In Lakewood's case, it outsourced services so thoroughly back to the Los Angeles County government that early on, it only needed three employees: "an attorney, a city manager, and a secretary." This raises the obvious question of why it needed to incorporate in the first place. In the early 1950s, Lakewood was an unincorporated area facing a hostile annexation from adjacent Long Beach, California. American cities traditionally impose additional taxes on top of county taxes, but often provide higher levels of service and a wider range of services than county governments. However, unlike the vast majority of American counties, Los Angeles County had already developed a tradition of providing relatively high levels of service to unincorporated urban areas. Lakewood residents were satisfied with the status quo and were uninterested in paying even higher taxes to support both the Los Angeles County government and the Long Beach city government. Conversely, the county government had an interest in maintaining its traditional service-delivery role, as did its employees. Lakewood's use of municipal incorporation and extensive intergovernmental contracting to maintain local control became known as the Lakewood Plan and has served as a model for contract cities ever since.

In contrast, independent cities are cities which provide basic governmental services themselves, without contracting (this usage is not to be confused with the more common usage of independent city as a city that is not part of any county). Most older cities are independent cities. In practice, many cities today are hybrids of both. For instance, they may directly operate parks programs, but contract with the county for police and fire services. Most contract cities do their own land use planning, since they were usually incorporated to exert local control over land use.

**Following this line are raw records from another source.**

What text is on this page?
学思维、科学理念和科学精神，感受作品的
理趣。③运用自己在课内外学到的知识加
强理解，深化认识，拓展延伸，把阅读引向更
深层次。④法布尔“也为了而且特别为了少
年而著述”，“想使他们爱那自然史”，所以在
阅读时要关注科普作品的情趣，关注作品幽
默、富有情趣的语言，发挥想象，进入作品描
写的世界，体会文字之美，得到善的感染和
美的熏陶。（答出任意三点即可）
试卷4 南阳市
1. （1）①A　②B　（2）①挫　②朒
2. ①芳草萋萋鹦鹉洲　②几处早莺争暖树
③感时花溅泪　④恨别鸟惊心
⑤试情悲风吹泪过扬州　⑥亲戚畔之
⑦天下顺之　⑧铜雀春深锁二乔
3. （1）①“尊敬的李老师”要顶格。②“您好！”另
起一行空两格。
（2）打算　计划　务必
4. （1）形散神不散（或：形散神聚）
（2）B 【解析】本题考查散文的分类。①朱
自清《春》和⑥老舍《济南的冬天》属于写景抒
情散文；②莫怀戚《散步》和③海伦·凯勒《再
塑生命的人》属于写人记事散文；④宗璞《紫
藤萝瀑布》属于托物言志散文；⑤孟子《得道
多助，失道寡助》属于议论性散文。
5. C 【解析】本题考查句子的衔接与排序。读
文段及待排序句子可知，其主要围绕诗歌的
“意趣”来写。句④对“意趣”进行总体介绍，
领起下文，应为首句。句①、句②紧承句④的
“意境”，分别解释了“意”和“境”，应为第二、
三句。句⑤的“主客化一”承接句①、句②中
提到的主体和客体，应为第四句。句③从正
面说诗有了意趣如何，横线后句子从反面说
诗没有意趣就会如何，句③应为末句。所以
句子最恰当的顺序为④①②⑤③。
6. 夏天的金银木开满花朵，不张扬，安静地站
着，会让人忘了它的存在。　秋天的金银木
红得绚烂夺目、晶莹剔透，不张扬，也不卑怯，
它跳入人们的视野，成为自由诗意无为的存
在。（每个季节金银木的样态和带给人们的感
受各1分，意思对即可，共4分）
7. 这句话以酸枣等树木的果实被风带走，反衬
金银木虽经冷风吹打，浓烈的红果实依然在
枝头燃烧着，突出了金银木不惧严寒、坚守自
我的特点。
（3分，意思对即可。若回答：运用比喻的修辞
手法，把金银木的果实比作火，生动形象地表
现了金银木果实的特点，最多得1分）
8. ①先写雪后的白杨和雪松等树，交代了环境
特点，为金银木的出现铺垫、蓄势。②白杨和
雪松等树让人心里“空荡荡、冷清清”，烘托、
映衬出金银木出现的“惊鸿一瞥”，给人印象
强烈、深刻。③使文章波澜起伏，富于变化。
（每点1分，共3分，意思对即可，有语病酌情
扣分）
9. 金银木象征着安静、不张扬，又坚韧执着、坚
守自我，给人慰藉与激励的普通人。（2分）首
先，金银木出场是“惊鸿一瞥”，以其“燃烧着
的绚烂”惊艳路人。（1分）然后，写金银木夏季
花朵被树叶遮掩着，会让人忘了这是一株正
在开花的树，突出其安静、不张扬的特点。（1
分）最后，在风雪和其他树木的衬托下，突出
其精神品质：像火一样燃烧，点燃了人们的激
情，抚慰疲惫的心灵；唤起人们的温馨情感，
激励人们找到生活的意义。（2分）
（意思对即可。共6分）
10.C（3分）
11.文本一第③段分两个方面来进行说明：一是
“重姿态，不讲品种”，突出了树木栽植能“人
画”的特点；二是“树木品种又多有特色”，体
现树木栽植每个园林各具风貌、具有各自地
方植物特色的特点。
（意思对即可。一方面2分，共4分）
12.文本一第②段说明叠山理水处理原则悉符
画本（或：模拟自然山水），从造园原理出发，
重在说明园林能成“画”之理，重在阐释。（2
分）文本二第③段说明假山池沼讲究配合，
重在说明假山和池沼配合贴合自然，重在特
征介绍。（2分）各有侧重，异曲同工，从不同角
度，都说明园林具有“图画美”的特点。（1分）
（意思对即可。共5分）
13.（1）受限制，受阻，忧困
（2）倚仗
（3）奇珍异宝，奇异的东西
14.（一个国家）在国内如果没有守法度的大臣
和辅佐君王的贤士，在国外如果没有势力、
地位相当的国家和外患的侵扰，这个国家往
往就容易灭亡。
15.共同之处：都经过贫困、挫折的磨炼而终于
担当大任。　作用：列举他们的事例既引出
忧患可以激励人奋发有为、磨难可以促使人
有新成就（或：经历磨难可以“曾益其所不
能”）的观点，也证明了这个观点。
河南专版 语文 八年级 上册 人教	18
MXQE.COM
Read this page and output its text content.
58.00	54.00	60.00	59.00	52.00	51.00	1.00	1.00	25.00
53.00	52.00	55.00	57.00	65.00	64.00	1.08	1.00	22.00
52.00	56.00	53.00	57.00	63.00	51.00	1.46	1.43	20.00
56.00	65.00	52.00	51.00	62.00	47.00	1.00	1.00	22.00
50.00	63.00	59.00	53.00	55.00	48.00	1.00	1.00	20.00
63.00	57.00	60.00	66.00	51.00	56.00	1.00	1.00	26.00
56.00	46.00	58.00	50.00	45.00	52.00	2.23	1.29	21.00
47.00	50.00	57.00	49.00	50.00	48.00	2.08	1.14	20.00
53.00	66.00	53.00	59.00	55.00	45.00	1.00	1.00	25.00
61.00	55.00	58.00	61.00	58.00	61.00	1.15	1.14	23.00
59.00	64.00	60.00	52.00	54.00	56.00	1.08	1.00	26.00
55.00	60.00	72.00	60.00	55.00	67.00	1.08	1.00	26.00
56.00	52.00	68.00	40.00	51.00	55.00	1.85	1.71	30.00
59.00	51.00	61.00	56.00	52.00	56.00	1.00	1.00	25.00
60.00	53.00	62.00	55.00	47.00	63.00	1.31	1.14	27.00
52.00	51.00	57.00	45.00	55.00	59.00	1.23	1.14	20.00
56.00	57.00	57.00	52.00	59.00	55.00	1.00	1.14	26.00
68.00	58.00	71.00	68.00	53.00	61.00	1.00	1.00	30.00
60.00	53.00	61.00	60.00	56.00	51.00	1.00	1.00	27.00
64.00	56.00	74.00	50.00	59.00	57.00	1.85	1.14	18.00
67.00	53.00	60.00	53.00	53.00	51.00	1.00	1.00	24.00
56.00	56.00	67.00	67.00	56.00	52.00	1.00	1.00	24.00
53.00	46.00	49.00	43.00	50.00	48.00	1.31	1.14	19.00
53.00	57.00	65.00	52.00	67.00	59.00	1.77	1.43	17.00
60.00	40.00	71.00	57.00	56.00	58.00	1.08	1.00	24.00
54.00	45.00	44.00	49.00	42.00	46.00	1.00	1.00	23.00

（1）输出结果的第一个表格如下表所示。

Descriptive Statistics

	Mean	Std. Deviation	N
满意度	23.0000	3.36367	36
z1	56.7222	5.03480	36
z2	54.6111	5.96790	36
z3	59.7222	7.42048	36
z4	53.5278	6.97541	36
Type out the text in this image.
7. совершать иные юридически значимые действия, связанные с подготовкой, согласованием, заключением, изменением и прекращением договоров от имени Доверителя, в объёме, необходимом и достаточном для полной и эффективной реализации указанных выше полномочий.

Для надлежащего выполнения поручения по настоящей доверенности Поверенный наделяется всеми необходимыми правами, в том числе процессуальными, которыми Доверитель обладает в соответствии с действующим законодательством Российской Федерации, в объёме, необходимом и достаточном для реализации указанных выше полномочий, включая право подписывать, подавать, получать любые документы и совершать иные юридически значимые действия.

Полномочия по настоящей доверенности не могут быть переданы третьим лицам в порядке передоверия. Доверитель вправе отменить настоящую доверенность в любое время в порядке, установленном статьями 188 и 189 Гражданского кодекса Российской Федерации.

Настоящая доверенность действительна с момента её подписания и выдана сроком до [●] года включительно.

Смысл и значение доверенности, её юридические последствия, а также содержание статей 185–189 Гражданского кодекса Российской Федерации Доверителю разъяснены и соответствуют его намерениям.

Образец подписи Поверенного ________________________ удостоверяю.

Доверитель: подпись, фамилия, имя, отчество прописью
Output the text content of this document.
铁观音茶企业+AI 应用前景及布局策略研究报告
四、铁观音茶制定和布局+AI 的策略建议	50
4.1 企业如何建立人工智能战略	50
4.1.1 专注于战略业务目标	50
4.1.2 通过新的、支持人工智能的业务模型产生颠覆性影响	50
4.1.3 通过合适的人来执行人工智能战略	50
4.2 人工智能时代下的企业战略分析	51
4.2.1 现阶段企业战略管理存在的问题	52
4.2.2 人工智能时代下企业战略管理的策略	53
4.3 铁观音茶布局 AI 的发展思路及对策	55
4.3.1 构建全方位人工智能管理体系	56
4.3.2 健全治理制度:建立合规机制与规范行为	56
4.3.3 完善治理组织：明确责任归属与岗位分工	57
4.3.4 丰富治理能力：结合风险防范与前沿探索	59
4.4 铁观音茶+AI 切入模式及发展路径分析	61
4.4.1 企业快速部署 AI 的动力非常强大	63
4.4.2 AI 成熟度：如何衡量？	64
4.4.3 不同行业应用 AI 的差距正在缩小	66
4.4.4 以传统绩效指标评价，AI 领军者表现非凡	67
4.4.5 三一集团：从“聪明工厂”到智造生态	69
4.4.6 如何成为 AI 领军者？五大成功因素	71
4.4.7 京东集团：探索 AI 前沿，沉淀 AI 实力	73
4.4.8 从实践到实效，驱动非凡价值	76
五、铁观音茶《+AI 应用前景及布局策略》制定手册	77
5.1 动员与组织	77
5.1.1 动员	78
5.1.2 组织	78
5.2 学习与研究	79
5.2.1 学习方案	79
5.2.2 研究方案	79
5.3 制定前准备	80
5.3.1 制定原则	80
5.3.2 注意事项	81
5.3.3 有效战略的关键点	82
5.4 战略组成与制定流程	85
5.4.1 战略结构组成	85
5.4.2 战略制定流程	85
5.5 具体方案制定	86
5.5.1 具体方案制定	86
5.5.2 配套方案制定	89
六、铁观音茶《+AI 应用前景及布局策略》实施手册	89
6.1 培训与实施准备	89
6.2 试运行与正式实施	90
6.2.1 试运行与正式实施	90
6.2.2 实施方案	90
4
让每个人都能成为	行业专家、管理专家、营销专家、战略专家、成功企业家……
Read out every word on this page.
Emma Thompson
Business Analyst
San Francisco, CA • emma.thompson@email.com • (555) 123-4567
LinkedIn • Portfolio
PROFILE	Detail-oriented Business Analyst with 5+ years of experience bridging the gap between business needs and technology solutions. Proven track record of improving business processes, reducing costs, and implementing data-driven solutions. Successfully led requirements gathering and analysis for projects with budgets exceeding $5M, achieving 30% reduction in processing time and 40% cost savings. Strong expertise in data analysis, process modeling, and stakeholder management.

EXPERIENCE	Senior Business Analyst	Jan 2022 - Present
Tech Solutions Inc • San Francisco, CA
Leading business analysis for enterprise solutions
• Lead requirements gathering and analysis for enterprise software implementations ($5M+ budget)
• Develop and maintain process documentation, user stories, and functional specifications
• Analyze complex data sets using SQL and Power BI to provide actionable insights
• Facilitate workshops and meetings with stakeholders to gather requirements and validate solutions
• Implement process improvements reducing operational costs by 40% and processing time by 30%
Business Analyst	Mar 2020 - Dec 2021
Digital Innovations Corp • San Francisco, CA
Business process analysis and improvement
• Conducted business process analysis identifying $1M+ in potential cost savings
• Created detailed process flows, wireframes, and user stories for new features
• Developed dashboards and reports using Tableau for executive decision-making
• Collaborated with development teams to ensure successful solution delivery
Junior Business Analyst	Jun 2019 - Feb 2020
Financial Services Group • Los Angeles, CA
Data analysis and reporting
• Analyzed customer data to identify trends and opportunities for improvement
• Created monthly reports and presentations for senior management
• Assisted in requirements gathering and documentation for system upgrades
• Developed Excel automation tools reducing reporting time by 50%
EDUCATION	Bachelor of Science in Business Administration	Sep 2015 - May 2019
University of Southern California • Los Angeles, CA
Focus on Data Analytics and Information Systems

== Notable contract cities ==
In the 21st century there has been a significant increase in the number of contract cities. Several that have received attention from the media include:
- Sandy Springs, Georgia
- Centennial, Colorado
- Maywood, California
- Dunwoody, Georgia

== International influence ==

British politician Nicholas Ridley regarded contract cities as a role model for local government in the United Kingdom. His ideas eventually led to the Conservative government's 1980s program of compulsory competitive tendering (later known under Labour governments as Best Value).